By making sure integrity monitoring solutions are available free of charge, the goal is also to tackle efforts in some markets to ban betting on lower leagues. Krannich is blunt: “Prohibition never works.”

“We are living in a digital environment with the next betting offer only two clicks away,” he says. “If you try to enforce prohibition, those activities not only just go underground. The serious consequences are that there is a total lack of enforcement and oversight to uphold any sort of integrity. Black markets are created.”

He says it’s not an ethical debate and more of a logical step – if something can’t be banned, it has to be offered in a well-regulated and controlled fashion. He points to his native Germany, where betting on certain live markets, such as corner kicks and fouls, is prohibited on the basis that it’s easy to manipulate.

“In theory, yes. But if you try to understand the market, but if a match is manipulated, there are three victims. The fan, who is duped, the sport which loses credibility, and the bookmaker, who loses money.

“The bookmaker has an inherent interest in not being trapped by match-fixers,” Krannich continues. “They are very good at risk management. So if you are trying to manipulate a match, you will always try to optimise your revenue. There are always five, six people involved, so you have to have a big margin.

“Would you bet on corner kicks, where you can stake £50, our would you go for full time bets, where you can stake thousands?”

This, he points out, has been supported by research conducted in partnership with the Netherlands’ Asser Institutethat analysed match-fixing cases identified by Sportradar. The majority of bets were 1×2, handicaps and totals. “Organised crime makes its money from those three markets.”

Bets on corners, cards and fouls, he says, are simply “marketing bets”. Police even call manipulating these markets “pickpocketing” compared to other forms of manipulation.

“The essence is even if in theory from an ethical point of view a ban could be discussed, if it’s not effective,” he adds. “You only generate imperfect markets, wrong prices, no consumer protection and mafia structures.”

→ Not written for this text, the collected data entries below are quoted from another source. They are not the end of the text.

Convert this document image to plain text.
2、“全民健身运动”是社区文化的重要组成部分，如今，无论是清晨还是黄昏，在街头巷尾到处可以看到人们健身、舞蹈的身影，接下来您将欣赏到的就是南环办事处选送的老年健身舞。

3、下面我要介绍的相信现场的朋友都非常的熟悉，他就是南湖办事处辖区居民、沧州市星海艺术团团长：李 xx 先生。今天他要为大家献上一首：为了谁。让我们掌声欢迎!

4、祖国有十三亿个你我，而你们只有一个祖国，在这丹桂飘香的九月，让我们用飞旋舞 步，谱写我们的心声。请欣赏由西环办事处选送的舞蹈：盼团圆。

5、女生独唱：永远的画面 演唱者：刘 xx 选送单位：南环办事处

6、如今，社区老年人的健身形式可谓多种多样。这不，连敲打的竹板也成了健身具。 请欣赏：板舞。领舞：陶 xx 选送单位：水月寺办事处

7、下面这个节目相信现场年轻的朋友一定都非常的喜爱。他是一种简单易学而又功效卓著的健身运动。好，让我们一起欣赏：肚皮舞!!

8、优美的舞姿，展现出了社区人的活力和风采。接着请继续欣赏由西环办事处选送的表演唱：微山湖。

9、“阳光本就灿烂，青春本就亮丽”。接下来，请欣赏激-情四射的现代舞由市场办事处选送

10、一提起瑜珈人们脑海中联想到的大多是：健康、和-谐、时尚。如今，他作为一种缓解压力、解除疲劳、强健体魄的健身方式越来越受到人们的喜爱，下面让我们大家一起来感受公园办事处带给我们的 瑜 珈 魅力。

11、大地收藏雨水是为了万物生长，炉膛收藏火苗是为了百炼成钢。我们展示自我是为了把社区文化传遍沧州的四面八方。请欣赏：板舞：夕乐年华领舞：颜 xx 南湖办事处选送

And if a ban is implemented, the fixers have to place their bets offshore. Police that want to investigate suspicious activity then cannot talk to locally regulated bookmakers, who are willing (“And required by law,” Krannich adds) to cooperate.

“You prevent the live match harder to investigate, because regulated bookmakers will not be able to support you,” he says. “A ban is not going to work.”

Rather than ineffectual prohibitions, it’s careful and consistent monitoring that is going to shield sports from corruption. The fixers are not going anywhere.

“It’s a global threat,” Krannich says. “I deliberately use the metaphor of a cancer; it’s spreading around the globe.”